I was reversing down the 6 steps of the high cab of the 18 wheeler that had brought me home, while the driver slammed the door and honked his way off up the N25.
Luke, would run away with a young one he met while he was painting his Mothers gates, then party like it was 1999 at a barndance so that he collapsed and was rushed to hospital. I stood at the bedside and listened to him telling me that he was sorry, never knowing she was waiting in another room.
Dear reader, he married her.
Back in the harbour, Clive was alive and well and running The Anchor and charging people £2.50 whether they had a full Irish or a purple snack.
I think he used to get flustered at the till. I was capable of talking the hind leg off a horse and would have him baffled with bullshit, so that he would stroke his moustache and wipe the sweat off his forehead, and sigh ".....em, two fifty, thanks."
I took over as the hostel warden in the 90's and watched in disbelief as the Boat-Train waited till the smoking funnels of the ship rounded Tuskar,the whistle blew, the doors slammed, and it took off like a shot.
"How do we get to Cark" the back packers asked the porter before heaving themselves and their packs up the hundred steps to the village in search of sustenance.
Beep Beep Beep
An Oige Hostel Rosslare, Good Evening...................
Beep Beep Beep
press button A..............
Beep Beep Beep............
PRESS BUTTON A ...........
Hey, is that the Hos- Tell?
It is.
Do you have a bid available for too- noight?
Kiwi's right?
Hey, how'd you giss?
The Hostel was an old CIE dormitory that had not been renovated for years.
I begged and borrowed furniture, throws, cushions, new bedding, and a pool table.
I breasted the Coke rep on his way into Murphys and sourced a vending machine and tables and umbrellas for the courtyard.
I bought 2 Springer Spaniel bitches from the boot of a Wickow woman's car and called them Ren & Stimpy and added a furry Collie called Zubie into the mix.
"My name is Zubie, I sleep on the hostel floor" I sang as I mopped the shower rooms.
I stood on the cliff in gales and looked at the lighted ship bobbing on the storm tossed seas.
A few years later, I would stand on the deck of the rocking ship and look longingly at the lights of land.
I rang a man who left a hundred gleaming silver bikes and padlocks in the yard, and never once charged anyone to cycle them up hill and down dale.
The place was packed with people from all over the world and at Christmas in a power cut, I brought them ALL into my Mother for the dinner, ringing first to say you may peel more spuds.

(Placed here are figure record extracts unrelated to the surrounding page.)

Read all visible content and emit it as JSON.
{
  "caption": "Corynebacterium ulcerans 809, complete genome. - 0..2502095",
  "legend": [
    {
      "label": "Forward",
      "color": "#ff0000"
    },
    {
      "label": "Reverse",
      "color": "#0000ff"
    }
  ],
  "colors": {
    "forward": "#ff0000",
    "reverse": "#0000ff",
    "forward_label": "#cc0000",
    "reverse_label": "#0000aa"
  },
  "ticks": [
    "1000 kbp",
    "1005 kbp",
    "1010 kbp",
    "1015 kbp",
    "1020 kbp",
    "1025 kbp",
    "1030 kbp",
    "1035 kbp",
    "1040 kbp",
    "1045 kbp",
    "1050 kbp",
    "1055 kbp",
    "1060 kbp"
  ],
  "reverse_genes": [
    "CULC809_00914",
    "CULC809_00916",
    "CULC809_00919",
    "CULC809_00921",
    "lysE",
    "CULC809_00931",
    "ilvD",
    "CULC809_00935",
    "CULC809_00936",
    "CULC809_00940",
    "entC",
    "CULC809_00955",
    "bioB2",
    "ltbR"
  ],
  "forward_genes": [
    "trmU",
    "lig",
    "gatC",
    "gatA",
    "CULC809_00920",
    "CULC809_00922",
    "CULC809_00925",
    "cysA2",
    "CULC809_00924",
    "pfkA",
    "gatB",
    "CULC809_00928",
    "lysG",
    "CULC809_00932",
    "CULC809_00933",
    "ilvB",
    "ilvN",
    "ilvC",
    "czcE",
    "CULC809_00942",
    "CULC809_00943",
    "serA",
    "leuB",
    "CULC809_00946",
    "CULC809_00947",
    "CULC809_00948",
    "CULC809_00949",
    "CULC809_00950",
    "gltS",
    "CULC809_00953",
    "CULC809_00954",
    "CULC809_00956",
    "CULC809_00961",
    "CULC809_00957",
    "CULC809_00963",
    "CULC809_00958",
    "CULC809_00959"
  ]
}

Recently, in an old photo album, someone asked me who the strangers were standing at the back of the wedding and I told them it was the Australians who came for 6 weeks in Ireland, and spent the whole time in the Harbour, having the craic, and drinking their heads off.
"That Mahon one running the hostel is mental, and she never wears shoes, even in the bank, and she is down there now dragging driftwood up the cliffs with a pack of wild dogs behind her" say the locals to each other, complaining that the gate was left open, again.
Yesterday, I walked across the green and stood at the hostel and remembered -
the night the manhole in the living room came up through the carpet as the drains burst when the tour of Italian schoolgirls blocked the toilets and I had to stay in a B&B for a week,
the night the 97 year old woman checked in because it was too cold to pitch her tent on the beach, again.
the night the man tied a belt around his neck and jumped from the stairs.
Now it is abandoned and bereft, and there is a pin number on the small wooden door where the dogs played and the Canadians sat in the sun reading about Dingle and waiting for the pasta to boil.
Someone left the gate open again, and I came back as the Duty Manager in the Hotel, but this time I had to wear shoes, and a suit.
"That Mahon one is after barring one of the lads she drank with from the hotel" say the boys to each other, and they shake their heads in disbelief.